Pillay reveals a massacre of 670 prisoners from jail Badush in Mosul, shortly after the hordes of EI took the city on 10 June. According to testimony gathered by UN investigators, between 1,000 and 1,500 prisoners were transported by truck to a field where gunmen separated Sunnis. The rest, ” they put in four rows, ordered them to kneel and shot them.”

His statement echoed the hundreds of murders have been reported among the Yazidis as well as at least 2,500 kidnappings ago. In general, he says, ” kill the men and women and children as slaves, either take to give to the fighters or the threat of selling “.

Nor forget the 13,000 Shi’a Turkomans who are besieged by jihadists Amerli, a town halfway between Erbil and Baghdad since mid-June. The Shiite leader, Ayatollah Ali Sistani, called for to be helped during prayer last Friday. Although the Iraqi army tries to supply them with helicopters, water and food have become scarce.

“Our troops control Amerli around, but they have orders to enter the city,” said El Pais Brigadier Helgurd Hikmet, spokesman for the Peshmerga. The same a little further east, in Jalawla, which marks the boundary of the territories claimed by the regional government of Kurdistan and beyond which forces will not fight unless prompted Baghdad, something that depends on achieved form a new government.

” Since Saturday, we have stopped fighting,” the military. Now only respond to the attacks, as happened in Tuz Khurmatu Sunday. Even there are operations on the western front, where Sinjar still remains in the hands of the jihadists. “The goal was to take the Mosul Dam, we got it and we are now planning the next steps,” he concludes.

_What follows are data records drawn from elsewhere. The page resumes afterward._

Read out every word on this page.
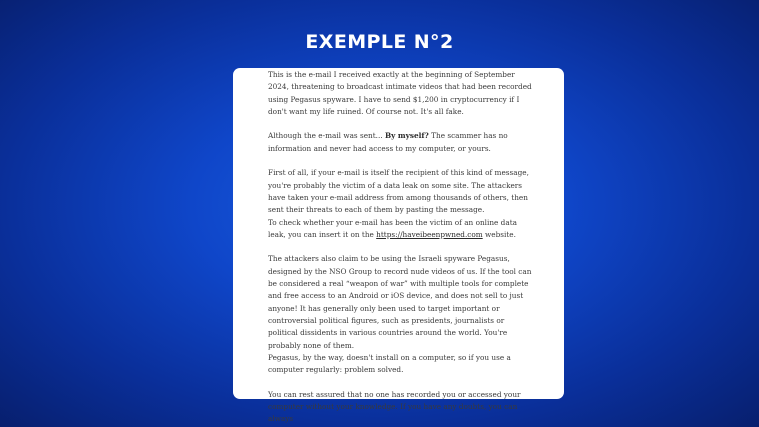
EXEMPLE N°2

This is the e-mail I received exactly at the beginning of September 2024, threatening to broadcast intimate videos that had been recorded using Pegasus spyware. I have to send $1,200 in cryptocurrency if I don't want my life ruined. Of course not. It's all fake.

Although the e-mail was sent... By myself? The scammer has no information and never had access to my computer, or yours.

First of all, if your e-mail is itself the recipient of this kind of message, you're probably the victim of a data leak on some site. The attackers have taken your e-mail address from among thousands of others, then sent their threats to each of them by pasting the message.

To check whether your e-mail has been the victim of an online data leak, you can insert it on the https://haveibeenpwned.com website.

The attackers also claim to be using the Israeli spyware Pegasus, designed by the NSO Group to record nude videos of us. If the tool can be considered a real “weapon of war” with multiple tools for complete and free access to an Android or iOS device, and does not sell to just anyone! It has generally only been used to target important or controversial political figures, such as presidents, journalists or political dissidents in various countries around the world. You're probably none of them.

Pegasus, by the way, doesn't install on a computer, so if you use a computer regularly: problem solved.

You can rest assured that no one has recorded you or accessed your computer without your knowledge. If you have any doubts, you can always
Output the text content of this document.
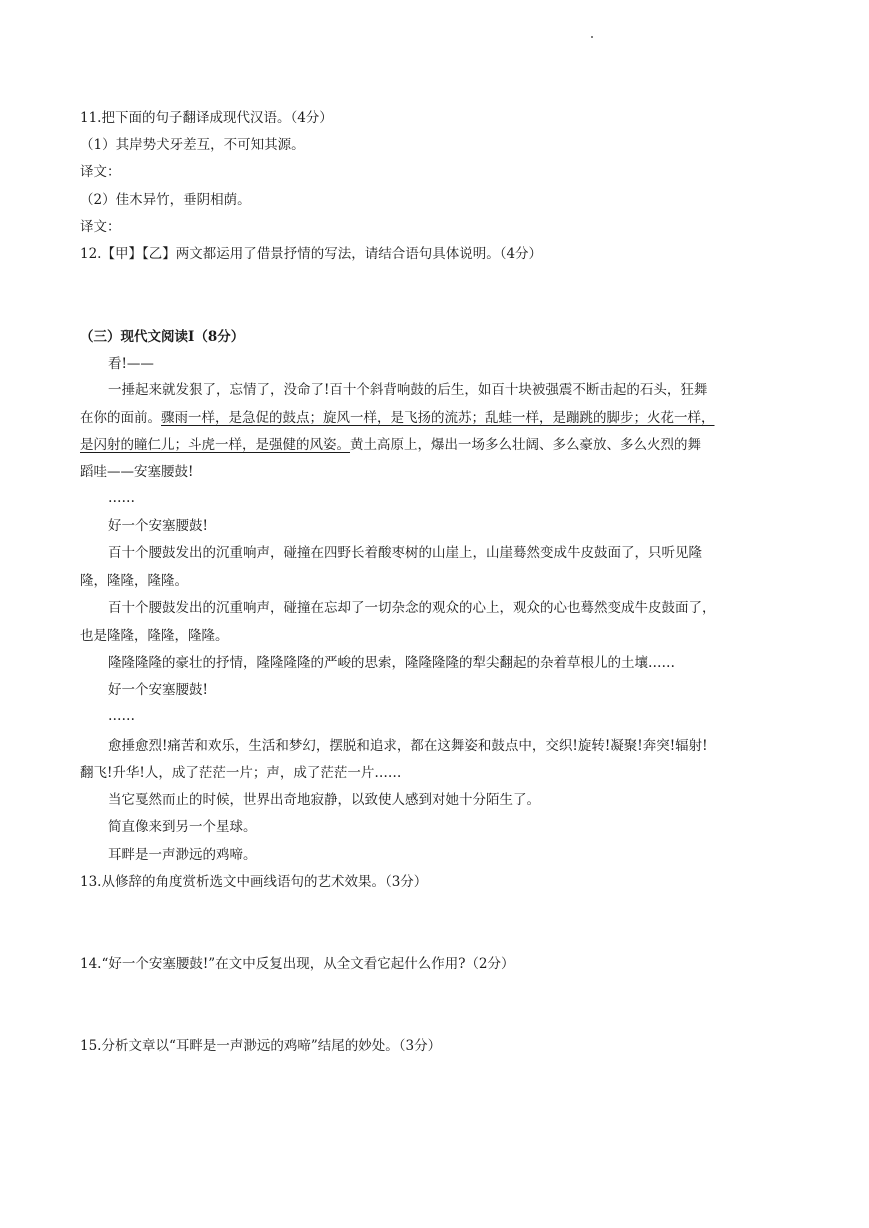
11.把下面的句子翻译成现代汉语。（4分）
（1）其岸势犬牙差互，不可知其源。
译文：
（2）佳木异竹，垂阴相荫。
译文：
12.【甲】【乙】两文都运用了借景抒情的写法，请结合语句具体说明。（4分）
（三）现代文阅读Ⅰ（8分）
看!——
一捶起来就发狠了，忘情了，没命了!百十个斜背响鼓的后生，如百十块被强震不断击起的石头，狂舞
在你的面前。骤雨一样，是急促的鼓点；旋风一样，是飞扬的流苏；乱蛙一样，是蹦跳的脚步；火花一样，
是闪射的瞳仁儿；斗虎一样，是强健的风姿。黄土高原上，爆出一场多么壮阔、多么豪放、多么火烈的舞
蹈哇——安塞腰鼓!
……
好一个安塞腰鼓!
百十个腰鼓发出的沉重响声，碰撞在四野长着酸枣树的山崖上，山崖蓦然变成牛皮鼓面了，只听见隆
隆，隆隆，隆隆。
百十个腰鼓发出的沉重响声，碰撞在忘却了一切杂念的观众的心上，观众的心也蓦然变成牛皮鼓面了，
也是隆隆，隆隆，隆隆。
隆隆隆隆的豪壮的抒情，隆隆隆隆的严峻的思索，隆隆隆隆的犁尖翻起的杂着草根儿的土壤……
好一个安塞腰鼓!
……
愈捶愈烈!痛苦和欢乐，生活和梦幻，摆脱和追求，都在这舞姿和鼓点中，交织!旋转!凝聚!奔突!辐射!
翻飞!升华!人，成了茫茫一片；声，成了茫茫一片……
当它戛然而止的时候，世界出奇地寂静，以致使人感到对她十分陌生了。
简直像来到另一个星球。
耳畔是一声渺远的鸡啼。
13.从修辞的角度赏析选文中画线语句的艺术效果。（3分）
14.“好一个安塞腰鼓!”在文中反复出现，从全文看它起什么作用?（2分）
15.分析文章以“耳畔是一声渺远的鸡啼”结尾的妙处。（3分）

Meanwhile, the threat posed by the caliphate is driving unusual diplomatic approaches. For one, the Syrian regime, become an international pariah by repression with which has silenced the desire for change of its population since 2011, has been willing to cooperate with any country in the fight against EI.

“Syria, geographically and operationally, is at the center of the international coalition to fight the Islamic State,” he said yesterday Foreign Minister Walid al- Mualem, according to Reuters. Al Mualem was responding to indications that Washington considers extending its operations against the group beyond the Iraqi border. However, the minister called for cooperation with Damascus because ” anything else will be considered an assault.”

Moreover, in a sign of concern that the jihadi cause in advance region, Iranian Deputy Foreign Minister will travel to Saudi Arabia on Tuesday. It will be the first bilateral meeting between the two rivals for regional supremacy since the election of Hasan Rohani as president of Iran last year. Tehran, which follows the Shia ritual, Riyadh accuses of being behind the EI and other radical Sunni groups because of their adherence to an extreme version of that branch of Islam. But beyond doctrinal issues, both countries are on opposite sides of the political scuffle in Iraq, Syria, Bahrain, Lebanon and Yemen.